Anche nel caso dell'eutanasia dovremmo attendere le motivazioni della Consulta per comprendere meglio la decisione presa dai giudici. Intanto in un comunicato uscito negli scorsi giorni si legge: "La Corte costituzionale si è riunita in camera di consiglio per discutere sull'ammissibilità del referendum denominato Abrogazione parziale dell'articolo 579 del Codice penale (omicidio del consenziente). In attesa del deposito della sentenza, l'Ufficio comunicazione e stampa fa sapere che la Corte ha ritenuto inammissibile il quesito referendario perché, a seguito dell'abrogazione, ancorché parziale, della norma sull'omicidio del consenziente, cui il quesito mira, non sarebbe preservata la tutela minima costituzionalmente necessaria della vita umana, in generale, e con particolare riferimento alle persone deboli e vulnerabili. La sentenza sarà depositata nei prossimi giorni".

Il quesito referendario presentato mira secondo i giudici all'abrogazione dell'articolo 579 del Codice Penale che regola l'omicidio del consenziente. Così come posto nel quesito l'omicidio legale, secondo il presidente Amato, sarebbe stato lecito in casi "ben più numerosi e diversi da quelli dell'eutanasia".

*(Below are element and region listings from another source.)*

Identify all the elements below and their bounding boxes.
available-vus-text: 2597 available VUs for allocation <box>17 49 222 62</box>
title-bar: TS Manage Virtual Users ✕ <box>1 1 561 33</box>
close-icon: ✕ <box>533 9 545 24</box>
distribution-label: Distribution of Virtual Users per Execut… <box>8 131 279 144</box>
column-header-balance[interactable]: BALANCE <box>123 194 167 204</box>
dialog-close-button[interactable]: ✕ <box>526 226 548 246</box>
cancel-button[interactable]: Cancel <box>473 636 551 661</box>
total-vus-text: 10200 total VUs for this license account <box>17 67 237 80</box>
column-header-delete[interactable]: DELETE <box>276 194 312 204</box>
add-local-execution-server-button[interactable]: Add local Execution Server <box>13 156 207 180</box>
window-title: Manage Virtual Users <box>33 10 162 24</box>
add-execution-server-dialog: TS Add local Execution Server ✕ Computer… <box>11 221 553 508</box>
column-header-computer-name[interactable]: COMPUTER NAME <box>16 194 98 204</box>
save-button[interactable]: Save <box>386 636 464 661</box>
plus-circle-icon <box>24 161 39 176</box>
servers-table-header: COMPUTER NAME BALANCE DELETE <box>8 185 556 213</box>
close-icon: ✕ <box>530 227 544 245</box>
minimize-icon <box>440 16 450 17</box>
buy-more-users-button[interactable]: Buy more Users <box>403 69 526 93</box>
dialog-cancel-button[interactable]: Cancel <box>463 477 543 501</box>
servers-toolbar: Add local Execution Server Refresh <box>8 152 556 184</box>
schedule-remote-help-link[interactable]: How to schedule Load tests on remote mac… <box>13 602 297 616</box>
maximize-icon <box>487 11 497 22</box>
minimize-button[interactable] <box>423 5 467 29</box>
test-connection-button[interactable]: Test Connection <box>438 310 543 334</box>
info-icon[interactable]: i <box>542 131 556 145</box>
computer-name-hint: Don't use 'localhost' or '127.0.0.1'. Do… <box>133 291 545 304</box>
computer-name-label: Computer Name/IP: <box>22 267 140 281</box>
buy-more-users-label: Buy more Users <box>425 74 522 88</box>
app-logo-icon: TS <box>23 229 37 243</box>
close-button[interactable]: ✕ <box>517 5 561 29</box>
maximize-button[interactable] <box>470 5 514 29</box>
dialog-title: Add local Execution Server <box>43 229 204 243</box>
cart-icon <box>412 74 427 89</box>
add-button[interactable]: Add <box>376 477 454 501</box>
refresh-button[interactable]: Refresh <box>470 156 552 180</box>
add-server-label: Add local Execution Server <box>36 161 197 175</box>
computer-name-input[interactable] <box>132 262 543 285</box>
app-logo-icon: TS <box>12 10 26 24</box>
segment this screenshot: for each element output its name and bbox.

Il comitato promotore del referendum guidato da Marco Cappato ha espresso la propria delusione parlando di 'politicizzazione' della vicenda da parte della Corte che ha prontamente risposto definendo i due quesiti come 'mal posti'. 


Cosa succederà

La parola passa adesso al Parlamento che non può ignorare la raccolta firme e il desiderio di milioni di italiani di intervenire su tematiche tanto attuali quanto importanti. In caso contrario assisteremmo all'ennesimo scostamento tra istituzioni e cittadini, agenda politica e bisogni sociali. 

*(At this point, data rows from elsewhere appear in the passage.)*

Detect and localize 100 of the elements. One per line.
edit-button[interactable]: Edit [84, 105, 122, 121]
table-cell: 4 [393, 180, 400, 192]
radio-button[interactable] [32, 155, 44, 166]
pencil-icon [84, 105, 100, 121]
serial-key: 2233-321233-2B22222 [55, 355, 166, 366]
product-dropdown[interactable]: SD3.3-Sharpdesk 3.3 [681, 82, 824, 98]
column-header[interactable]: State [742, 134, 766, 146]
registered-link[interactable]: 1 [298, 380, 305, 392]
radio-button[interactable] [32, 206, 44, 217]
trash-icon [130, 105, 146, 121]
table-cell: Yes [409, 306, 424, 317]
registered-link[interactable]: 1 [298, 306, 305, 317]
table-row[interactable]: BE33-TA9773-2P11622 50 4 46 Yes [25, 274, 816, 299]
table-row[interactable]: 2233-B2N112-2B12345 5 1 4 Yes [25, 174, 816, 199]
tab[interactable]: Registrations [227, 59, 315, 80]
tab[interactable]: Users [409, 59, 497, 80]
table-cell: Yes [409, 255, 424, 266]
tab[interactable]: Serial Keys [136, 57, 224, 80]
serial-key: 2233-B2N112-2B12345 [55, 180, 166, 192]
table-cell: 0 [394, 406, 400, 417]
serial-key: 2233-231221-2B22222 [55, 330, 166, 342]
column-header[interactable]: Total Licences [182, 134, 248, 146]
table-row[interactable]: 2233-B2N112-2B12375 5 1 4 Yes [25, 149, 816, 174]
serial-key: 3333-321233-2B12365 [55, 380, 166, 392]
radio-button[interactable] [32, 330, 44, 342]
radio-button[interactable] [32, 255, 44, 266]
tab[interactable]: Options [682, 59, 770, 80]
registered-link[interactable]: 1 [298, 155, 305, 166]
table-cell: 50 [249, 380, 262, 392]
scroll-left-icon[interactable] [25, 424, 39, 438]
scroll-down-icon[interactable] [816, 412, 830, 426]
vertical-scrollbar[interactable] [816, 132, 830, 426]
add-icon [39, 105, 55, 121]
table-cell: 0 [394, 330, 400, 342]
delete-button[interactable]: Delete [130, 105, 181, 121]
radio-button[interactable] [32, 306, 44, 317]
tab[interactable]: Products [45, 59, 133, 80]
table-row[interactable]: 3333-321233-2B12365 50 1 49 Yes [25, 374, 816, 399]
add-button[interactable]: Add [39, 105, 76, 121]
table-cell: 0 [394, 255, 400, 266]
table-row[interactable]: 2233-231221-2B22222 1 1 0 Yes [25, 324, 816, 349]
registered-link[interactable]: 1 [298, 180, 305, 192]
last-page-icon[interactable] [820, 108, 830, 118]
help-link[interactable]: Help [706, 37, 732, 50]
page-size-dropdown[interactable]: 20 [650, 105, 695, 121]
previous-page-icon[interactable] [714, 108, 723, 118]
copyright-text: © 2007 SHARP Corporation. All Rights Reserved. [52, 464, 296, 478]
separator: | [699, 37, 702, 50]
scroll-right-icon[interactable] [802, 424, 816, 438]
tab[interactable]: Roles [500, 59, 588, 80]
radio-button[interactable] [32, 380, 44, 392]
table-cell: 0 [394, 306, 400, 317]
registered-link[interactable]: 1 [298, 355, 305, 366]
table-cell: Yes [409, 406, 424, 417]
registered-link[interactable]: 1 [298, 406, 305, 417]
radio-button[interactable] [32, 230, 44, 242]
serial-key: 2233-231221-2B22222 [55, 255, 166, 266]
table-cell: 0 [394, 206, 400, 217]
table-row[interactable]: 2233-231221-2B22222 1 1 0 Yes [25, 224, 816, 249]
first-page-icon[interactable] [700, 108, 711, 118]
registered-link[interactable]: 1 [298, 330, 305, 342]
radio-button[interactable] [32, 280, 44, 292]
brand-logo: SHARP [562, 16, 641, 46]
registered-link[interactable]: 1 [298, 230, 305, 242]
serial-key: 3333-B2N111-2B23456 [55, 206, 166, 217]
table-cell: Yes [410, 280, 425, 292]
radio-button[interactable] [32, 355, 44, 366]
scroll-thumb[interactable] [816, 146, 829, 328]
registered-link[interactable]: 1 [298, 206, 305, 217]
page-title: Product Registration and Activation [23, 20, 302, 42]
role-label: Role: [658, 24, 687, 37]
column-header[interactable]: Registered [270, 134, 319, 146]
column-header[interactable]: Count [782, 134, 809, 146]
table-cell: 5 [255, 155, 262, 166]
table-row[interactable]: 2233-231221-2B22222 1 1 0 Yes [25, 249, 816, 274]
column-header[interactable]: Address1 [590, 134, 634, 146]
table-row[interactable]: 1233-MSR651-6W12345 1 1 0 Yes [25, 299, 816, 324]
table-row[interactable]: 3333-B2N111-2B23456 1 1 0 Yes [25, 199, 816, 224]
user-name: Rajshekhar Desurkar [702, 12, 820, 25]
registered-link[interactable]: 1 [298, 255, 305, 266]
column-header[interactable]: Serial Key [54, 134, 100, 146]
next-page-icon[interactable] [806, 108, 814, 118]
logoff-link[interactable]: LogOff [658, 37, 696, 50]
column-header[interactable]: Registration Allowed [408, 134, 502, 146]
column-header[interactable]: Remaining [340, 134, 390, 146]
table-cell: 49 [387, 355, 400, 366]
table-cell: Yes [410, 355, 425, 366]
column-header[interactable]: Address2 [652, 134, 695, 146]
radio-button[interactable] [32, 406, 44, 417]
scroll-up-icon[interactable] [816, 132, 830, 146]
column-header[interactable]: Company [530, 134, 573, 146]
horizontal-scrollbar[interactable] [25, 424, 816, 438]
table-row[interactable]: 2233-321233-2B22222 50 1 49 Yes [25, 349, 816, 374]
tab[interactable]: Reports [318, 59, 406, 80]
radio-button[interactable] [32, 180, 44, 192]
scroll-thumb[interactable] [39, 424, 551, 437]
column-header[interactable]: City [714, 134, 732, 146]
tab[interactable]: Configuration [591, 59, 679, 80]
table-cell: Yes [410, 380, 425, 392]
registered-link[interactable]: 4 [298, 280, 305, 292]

I referendum di iniziativa popolare, seppur discutibili nella modalità di raccolta firme digitali (che come sostenuto dalla Corte non permetterebbero un dibattito nel merito delle norme), raccolgono soprattutto la voce di giovani tra i 20 e i 30 anni. È questo l'identikit fornito dal Sole 24 Ore nel suo InfoData che raccoglie i dati anagrafici dei firmatari regione per regione. 

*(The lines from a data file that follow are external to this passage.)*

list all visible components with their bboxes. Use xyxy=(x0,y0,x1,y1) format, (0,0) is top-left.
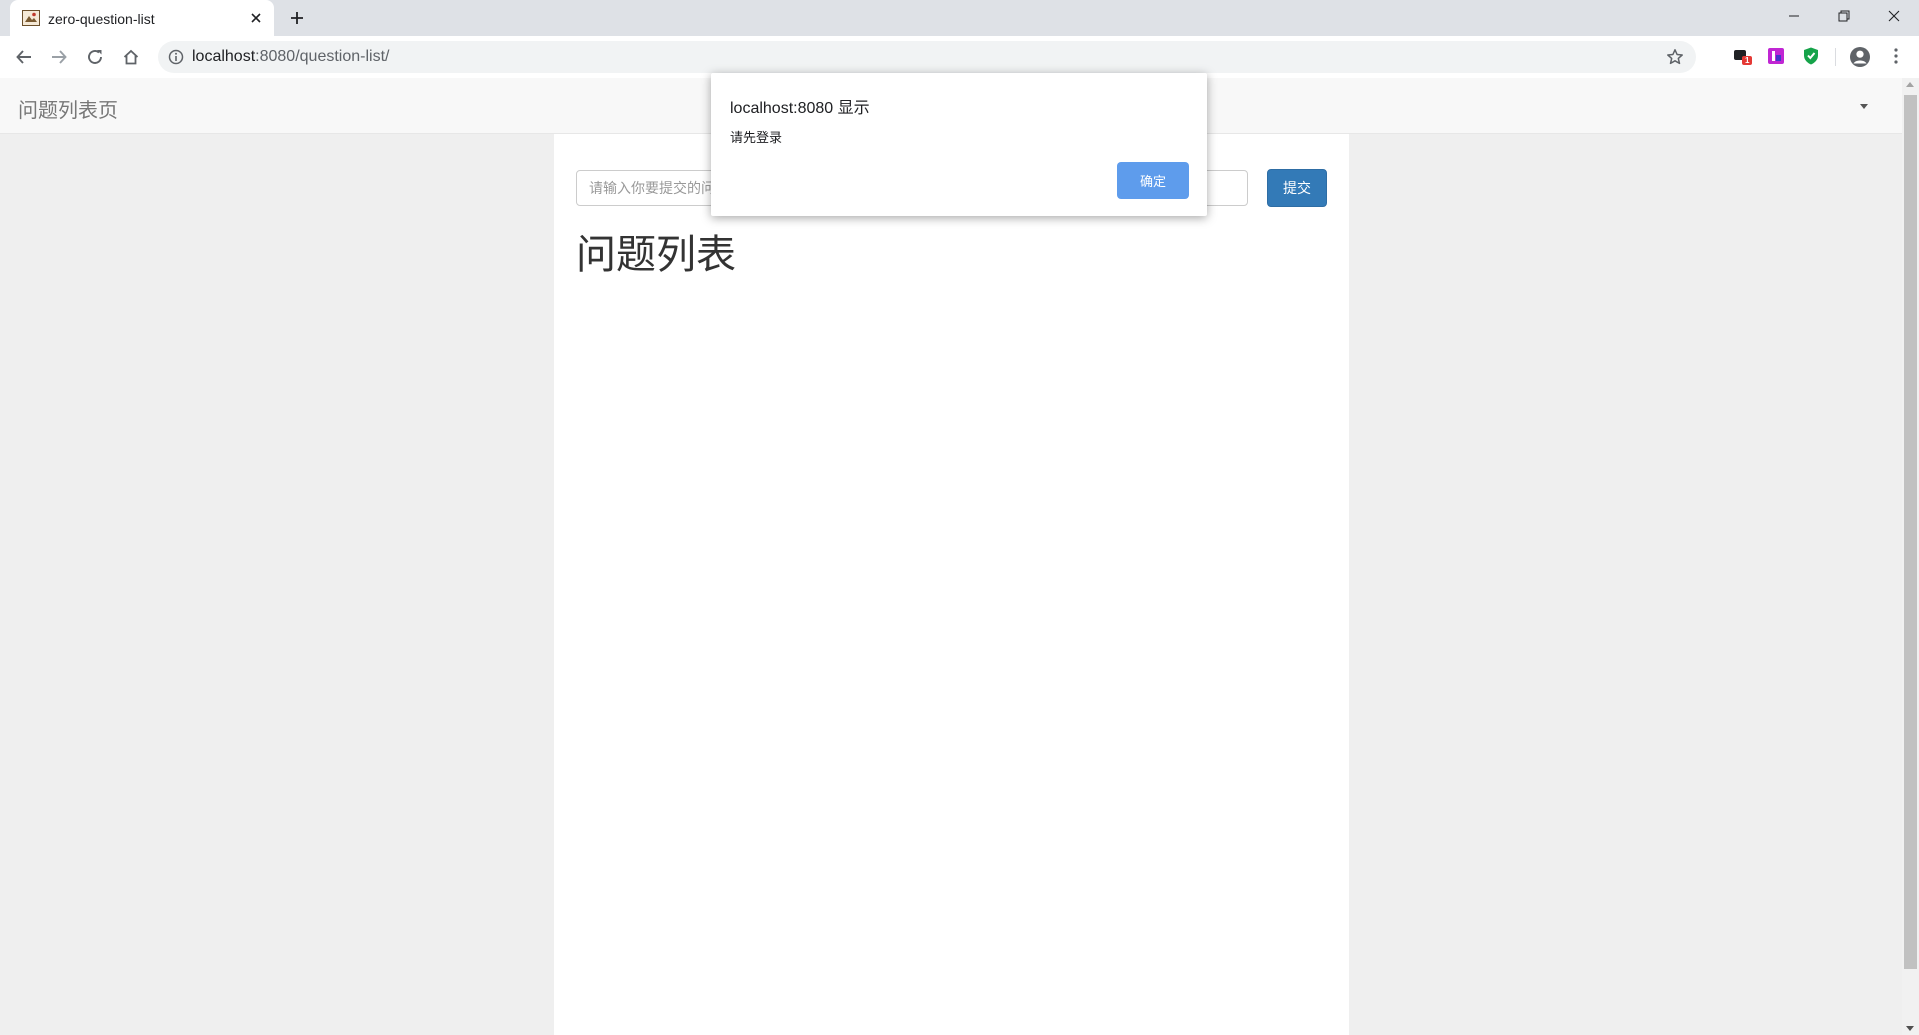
scroll-thumb[interactable] xyxy=(1904,95,1917,969)
browser-tab[interactable]: zero-question-list xyxy=(10,0,274,36)
dialog-ok-button[interactable]: 确定 xyxy=(1117,162,1189,199)
extension-icon[interactable] xyxy=(1766,46,1786,66)
minimize-icon[interactable] xyxy=(1771,0,1817,32)
page-title: 问题列表 xyxy=(576,233,736,277)
dialog-title: localhost:8080 显示 xyxy=(730,100,870,117)
restore-icon[interactable] xyxy=(1821,0,1867,32)
url-text: localhost:8080/question-list/ xyxy=(192,48,389,66)
window-close-icon[interactable] xyxy=(1871,0,1917,32)
favicon-icon xyxy=(22,10,40,26)
address-bar[interactable]: localhost:8080/question-list/ xyxy=(158,41,1696,73)
back-arrow-icon[interactable] xyxy=(13,46,35,68)
star-icon[interactable] xyxy=(1666,48,1684,66)
url-path: :8080/question-list/ xyxy=(255,48,390,65)
tab-title: zero-question-list xyxy=(48,11,155,27)
extension-badge: 1 xyxy=(1745,56,1750,65)
page-scrollbar[interactable] xyxy=(1902,78,1919,1035)
plus-icon[interactable] xyxy=(288,9,306,27)
more-vert-icon[interactable] xyxy=(1886,46,1906,66)
info-icon[interactable] xyxy=(168,49,184,65)
reload-icon[interactable] xyxy=(84,46,106,68)
scroll-down-arrow-icon[interactable] xyxy=(1906,1026,1914,1031)
url-host: localhost xyxy=(192,48,256,65)
scroll-up-arrow-icon[interactable] xyxy=(1906,82,1914,87)
dialog-message: 请先登录 xyxy=(730,130,783,145)
close-icon[interactable] xyxy=(248,10,264,26)
tab-strip: zero-question-list xyxy=(0,0,1919,36)
toolbar-divider xyxy=(1835,48,1836,66)
caret-down-icon[interactable] xyxy=(1860,104,1868,109)
navbar-brand[interactable]: 问题列表页 xyxy=(18,94,118,123)
extension-icon[interactable]: 1 xyxy=(1733,46,1753,66)
forward-arrow-icon[interactable] xyxy=(48,46,70,68)
profile-icon[interactable] xyxy=(1849,46,1870,67)
alert-dialog: localhost:8080 显示 请先登录 确定 xyxy=(711,73,1207,216)
submit-button[interactable]: 提交 xyxy=(1267,169,1327,207)
main-container: 提交 问题列表 xyxy=(554,134,1349,1035)
extension-icon[interactable] xyxy=(1801,46,1821,66)
home-icon[interactable] xyxy=(120,46,142,68)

L'attenzione dei media e quello dell'opinione pubblica potrebbe spingere finalmente deputati e senatori a occuparsi seriamente di questi argomenti per non deludere le aspettative dei cittadini (fortemente disillusi dopo il triste epilogo in Senato del DDL Zan). Sarebbe anche ora di contrastare il narcotraffico e le mafie tramite la depenalizzazione della cannabis e di poter decidere sulla propria vita in caso di malattie e incidenti gravi.